I see a distinct difference between the new kids in our program from the ones I coached two years ago. Those kids from two years ago are now juniors and seniors. They understand the challenges that wrestling presents. They had the opportunity to wrestle before COVID when they expected to grind and knew they would have many uncomfortable days. They were held accountable for mistakes.

These new wrestlers from all grades didn’t experience the sport before compassion was confused for lack of accountability. They have no basis for understanding what it is like to be a wrestler. They do not know that you will be tired and sore for many days. Furthermore, they have no concept of developing resilience. Everyone around them is protecting them from difficulty.

My feelings may not align with modern-day COVID best practices for teaching and coaching.

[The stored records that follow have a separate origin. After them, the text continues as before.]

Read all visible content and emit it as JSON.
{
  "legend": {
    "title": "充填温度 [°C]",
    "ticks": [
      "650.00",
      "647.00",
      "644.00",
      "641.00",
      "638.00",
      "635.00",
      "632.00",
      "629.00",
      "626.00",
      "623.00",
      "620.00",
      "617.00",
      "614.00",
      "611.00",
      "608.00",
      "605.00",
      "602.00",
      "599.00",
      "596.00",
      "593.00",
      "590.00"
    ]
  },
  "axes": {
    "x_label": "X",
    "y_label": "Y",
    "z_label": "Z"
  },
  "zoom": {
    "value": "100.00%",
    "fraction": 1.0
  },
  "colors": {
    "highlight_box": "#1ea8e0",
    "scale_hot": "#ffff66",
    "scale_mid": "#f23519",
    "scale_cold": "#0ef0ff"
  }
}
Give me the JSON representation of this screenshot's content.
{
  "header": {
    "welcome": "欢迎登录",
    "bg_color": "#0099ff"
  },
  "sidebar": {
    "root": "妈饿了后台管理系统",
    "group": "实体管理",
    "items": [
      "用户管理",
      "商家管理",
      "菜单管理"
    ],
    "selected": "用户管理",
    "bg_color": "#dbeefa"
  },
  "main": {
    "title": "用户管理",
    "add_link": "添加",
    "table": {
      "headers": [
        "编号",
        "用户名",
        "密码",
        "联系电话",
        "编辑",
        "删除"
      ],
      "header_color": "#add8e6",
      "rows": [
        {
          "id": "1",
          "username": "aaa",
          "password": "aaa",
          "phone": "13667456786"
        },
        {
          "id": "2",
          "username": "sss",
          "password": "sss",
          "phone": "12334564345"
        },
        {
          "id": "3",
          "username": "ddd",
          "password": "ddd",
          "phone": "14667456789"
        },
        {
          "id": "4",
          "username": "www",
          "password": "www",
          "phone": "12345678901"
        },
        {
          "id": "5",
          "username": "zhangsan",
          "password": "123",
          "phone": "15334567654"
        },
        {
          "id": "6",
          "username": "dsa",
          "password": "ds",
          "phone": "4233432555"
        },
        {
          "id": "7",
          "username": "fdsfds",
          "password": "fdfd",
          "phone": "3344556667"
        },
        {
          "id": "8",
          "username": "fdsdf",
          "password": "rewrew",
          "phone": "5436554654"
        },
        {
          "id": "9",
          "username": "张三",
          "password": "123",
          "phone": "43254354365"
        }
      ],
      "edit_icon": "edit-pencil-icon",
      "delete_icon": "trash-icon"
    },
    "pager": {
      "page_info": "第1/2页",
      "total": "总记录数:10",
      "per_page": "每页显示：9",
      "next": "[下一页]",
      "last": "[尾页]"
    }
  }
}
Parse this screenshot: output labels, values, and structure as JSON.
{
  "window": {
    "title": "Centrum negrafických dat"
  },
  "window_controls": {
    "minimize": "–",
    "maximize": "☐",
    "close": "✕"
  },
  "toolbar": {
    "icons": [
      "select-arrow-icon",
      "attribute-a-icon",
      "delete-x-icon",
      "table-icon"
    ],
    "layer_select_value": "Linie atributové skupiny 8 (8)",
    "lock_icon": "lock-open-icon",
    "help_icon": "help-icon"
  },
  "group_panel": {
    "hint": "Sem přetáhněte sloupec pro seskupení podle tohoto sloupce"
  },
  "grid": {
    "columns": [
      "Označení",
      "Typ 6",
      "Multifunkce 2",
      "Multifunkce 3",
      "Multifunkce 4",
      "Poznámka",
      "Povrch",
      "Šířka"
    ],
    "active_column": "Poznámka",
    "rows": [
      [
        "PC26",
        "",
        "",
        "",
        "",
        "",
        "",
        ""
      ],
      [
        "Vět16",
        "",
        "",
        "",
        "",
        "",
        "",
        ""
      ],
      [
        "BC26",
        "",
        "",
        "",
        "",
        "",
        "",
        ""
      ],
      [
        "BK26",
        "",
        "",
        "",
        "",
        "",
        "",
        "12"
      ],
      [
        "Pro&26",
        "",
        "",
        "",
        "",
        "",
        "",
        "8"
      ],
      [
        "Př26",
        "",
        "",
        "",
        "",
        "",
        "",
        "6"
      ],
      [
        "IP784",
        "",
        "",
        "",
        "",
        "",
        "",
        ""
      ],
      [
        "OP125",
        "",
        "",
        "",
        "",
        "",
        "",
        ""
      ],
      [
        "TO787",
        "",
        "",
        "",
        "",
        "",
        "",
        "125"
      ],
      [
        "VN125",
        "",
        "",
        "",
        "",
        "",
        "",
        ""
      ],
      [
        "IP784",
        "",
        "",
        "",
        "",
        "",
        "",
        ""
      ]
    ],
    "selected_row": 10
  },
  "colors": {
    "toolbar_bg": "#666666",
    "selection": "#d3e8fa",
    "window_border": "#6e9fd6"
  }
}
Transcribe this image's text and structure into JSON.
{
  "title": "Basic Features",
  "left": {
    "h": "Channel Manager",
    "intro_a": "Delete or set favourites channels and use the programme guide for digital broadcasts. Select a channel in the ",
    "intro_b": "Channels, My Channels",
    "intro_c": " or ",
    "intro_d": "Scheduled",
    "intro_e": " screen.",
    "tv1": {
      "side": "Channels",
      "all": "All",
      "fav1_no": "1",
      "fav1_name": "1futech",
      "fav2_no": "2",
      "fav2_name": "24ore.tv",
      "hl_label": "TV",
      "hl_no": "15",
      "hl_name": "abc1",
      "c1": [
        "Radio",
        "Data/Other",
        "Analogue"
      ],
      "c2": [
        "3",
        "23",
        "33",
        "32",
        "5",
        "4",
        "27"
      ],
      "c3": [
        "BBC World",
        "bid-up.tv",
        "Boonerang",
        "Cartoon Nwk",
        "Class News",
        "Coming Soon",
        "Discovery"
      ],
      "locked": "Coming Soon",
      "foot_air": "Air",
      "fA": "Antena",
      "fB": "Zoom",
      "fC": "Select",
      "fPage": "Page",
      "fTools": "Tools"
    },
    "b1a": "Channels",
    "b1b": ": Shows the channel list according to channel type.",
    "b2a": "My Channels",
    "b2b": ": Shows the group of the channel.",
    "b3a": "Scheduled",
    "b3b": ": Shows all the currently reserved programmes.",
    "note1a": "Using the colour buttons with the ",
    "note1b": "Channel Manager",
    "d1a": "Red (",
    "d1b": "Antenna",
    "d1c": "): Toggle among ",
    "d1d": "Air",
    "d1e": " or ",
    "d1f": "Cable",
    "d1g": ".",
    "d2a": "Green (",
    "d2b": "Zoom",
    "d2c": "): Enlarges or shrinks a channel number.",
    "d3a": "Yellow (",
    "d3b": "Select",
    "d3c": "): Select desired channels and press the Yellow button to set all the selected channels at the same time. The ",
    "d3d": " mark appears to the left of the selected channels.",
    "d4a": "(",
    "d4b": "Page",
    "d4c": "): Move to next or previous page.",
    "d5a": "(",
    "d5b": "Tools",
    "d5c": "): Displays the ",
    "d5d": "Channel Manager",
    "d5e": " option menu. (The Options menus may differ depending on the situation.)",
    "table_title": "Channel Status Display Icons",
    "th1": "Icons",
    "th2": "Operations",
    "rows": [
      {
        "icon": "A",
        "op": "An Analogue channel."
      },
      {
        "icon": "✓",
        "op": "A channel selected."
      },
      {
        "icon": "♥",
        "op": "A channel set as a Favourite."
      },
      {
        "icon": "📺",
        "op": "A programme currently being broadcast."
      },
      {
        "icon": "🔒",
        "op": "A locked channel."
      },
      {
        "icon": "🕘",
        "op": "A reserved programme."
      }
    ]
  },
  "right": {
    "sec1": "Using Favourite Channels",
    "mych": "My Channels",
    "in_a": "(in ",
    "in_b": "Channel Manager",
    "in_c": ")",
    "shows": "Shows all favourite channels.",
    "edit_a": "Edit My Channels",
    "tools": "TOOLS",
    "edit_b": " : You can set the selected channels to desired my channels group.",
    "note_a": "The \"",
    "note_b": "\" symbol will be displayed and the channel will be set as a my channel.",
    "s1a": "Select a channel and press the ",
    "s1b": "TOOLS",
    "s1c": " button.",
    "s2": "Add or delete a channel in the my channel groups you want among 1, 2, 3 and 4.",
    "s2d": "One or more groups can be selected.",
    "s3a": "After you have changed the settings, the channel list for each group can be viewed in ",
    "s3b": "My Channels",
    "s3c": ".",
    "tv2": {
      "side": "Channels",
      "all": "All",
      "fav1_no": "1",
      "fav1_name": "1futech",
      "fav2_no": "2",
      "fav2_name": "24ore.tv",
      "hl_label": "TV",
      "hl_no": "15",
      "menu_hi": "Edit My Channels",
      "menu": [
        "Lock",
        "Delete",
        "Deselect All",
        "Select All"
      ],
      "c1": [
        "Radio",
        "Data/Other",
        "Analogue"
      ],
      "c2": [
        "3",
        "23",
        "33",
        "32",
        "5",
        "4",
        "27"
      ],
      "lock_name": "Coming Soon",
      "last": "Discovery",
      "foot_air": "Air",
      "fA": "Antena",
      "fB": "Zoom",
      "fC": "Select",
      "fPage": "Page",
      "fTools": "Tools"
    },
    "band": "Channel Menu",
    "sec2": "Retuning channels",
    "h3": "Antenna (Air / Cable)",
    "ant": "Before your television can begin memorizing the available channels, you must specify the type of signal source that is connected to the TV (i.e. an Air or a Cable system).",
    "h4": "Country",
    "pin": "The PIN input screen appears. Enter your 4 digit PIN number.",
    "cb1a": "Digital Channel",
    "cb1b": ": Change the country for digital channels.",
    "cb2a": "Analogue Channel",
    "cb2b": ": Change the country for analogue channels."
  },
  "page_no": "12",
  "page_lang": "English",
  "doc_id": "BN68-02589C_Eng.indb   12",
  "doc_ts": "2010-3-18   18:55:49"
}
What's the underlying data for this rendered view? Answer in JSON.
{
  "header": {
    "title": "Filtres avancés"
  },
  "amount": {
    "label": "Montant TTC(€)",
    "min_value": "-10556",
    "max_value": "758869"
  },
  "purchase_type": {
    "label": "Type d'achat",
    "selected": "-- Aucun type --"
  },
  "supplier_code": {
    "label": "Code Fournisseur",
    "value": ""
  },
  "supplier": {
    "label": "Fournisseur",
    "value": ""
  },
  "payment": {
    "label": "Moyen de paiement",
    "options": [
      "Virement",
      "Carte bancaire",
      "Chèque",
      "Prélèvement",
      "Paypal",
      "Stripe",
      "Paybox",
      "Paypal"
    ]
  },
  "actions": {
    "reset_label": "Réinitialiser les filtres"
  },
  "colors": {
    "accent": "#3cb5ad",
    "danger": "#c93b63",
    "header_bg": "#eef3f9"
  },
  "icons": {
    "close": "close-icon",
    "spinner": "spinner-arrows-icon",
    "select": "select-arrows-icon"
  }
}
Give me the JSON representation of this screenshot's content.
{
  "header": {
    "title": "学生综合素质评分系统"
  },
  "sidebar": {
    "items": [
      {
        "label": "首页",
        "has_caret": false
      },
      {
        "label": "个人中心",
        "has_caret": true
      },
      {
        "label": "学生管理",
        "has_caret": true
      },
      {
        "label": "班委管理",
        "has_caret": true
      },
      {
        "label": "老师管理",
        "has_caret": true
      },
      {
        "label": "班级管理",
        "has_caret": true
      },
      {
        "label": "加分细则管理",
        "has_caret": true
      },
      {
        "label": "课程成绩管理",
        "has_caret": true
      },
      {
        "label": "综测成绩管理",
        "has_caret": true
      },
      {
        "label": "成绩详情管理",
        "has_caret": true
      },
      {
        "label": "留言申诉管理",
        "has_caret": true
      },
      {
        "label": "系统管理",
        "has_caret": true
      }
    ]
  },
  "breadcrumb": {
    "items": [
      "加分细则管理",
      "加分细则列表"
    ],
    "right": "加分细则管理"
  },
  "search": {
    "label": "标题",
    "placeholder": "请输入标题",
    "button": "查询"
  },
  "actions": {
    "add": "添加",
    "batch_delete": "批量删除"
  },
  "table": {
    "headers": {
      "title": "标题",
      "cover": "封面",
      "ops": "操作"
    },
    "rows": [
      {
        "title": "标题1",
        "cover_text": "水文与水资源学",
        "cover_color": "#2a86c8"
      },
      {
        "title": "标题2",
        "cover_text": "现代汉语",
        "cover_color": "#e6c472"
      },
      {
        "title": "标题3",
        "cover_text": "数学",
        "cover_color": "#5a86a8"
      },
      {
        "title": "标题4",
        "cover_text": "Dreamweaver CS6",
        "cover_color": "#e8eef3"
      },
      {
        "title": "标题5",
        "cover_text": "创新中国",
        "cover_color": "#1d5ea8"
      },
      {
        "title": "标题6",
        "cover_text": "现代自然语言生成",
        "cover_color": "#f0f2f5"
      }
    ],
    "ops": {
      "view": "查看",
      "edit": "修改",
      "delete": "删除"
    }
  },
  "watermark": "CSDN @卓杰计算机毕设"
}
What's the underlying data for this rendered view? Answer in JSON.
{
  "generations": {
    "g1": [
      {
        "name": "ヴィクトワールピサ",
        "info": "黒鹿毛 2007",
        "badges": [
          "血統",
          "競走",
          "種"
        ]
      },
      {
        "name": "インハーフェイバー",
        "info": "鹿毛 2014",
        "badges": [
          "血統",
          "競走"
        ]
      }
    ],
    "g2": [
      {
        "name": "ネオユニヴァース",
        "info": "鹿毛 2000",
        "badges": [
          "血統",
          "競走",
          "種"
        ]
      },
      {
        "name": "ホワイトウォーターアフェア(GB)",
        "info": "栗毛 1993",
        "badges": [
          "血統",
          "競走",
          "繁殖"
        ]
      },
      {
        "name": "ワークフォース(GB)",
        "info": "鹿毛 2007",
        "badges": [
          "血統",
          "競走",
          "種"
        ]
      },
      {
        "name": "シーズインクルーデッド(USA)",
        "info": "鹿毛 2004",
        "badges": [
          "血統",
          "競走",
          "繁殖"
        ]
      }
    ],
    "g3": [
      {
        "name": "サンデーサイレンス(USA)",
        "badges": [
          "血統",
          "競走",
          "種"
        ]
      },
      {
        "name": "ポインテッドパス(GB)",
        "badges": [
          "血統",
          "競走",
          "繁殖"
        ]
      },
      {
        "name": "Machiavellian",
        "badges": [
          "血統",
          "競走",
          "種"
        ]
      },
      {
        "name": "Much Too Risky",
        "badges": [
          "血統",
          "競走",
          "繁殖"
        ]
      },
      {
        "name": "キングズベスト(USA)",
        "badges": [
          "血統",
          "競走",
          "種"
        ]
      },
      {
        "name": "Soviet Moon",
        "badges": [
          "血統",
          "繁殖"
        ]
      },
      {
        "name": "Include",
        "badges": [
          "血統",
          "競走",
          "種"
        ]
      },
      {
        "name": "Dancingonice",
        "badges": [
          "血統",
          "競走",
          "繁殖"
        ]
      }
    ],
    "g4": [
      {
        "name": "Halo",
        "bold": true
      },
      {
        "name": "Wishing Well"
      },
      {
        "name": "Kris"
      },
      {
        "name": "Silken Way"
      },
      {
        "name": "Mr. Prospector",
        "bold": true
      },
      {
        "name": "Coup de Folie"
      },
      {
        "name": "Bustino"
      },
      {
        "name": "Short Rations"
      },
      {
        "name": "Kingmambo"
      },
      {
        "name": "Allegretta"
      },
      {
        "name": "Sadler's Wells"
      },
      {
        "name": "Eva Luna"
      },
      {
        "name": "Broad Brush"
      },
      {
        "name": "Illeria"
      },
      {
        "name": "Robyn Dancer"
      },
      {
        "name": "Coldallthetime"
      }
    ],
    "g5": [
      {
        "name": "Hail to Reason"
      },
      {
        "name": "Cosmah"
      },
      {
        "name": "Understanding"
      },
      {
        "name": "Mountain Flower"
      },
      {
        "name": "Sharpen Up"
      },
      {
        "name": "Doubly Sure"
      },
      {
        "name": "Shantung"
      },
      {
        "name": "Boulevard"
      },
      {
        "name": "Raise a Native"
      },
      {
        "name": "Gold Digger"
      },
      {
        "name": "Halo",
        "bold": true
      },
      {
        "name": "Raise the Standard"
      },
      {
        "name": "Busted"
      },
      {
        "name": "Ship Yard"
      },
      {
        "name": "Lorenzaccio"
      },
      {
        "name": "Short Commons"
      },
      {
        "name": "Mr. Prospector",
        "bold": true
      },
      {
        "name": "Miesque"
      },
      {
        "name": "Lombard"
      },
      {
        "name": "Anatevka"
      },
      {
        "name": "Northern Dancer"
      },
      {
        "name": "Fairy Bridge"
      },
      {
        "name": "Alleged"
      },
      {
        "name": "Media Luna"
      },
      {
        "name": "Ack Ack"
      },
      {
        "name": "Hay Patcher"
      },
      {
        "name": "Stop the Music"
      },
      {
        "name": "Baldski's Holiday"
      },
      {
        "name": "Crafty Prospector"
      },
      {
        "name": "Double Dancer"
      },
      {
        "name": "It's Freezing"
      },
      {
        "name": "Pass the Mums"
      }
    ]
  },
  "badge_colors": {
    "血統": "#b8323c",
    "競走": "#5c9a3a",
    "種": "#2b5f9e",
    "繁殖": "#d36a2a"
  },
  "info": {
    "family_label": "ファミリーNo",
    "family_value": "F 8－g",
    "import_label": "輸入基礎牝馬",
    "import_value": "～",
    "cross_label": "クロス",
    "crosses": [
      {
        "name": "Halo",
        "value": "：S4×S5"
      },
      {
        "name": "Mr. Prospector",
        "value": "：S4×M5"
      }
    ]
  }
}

But I have already loosened the same standards that I have seen effective at developing great young men and women. Right now, I am a watered-down version of the coach I was during the 2019-2020 season. I have spent many days this young season frustrated and confused. I was frustrated at the commitment level and confused about how quickly it became so different from what I’ve done for over 20 years.

I am grateful, though, that we are wrestling. Regardless of the current situation, I feel fortunate that some of these kids I have known for three or four years are getting another opportunity. And I am lucky that my veterans and a few of my newer guys haven’t become complacent or lazy because of COVID.

Like a wrestling season, life is a series of ups and downs. I hope that we all learn from our mistakes and become better because of them. Maybe right now, it is a lesson for me to become more resilient in the face of adversity. An opportunity to improve as a coach instead of clinging to how things used to be.

Only time will tell the result of all of this. In the meantime, like a wrestler, the only option is to put my head down and grind. From there, that is where the good stuff comes from.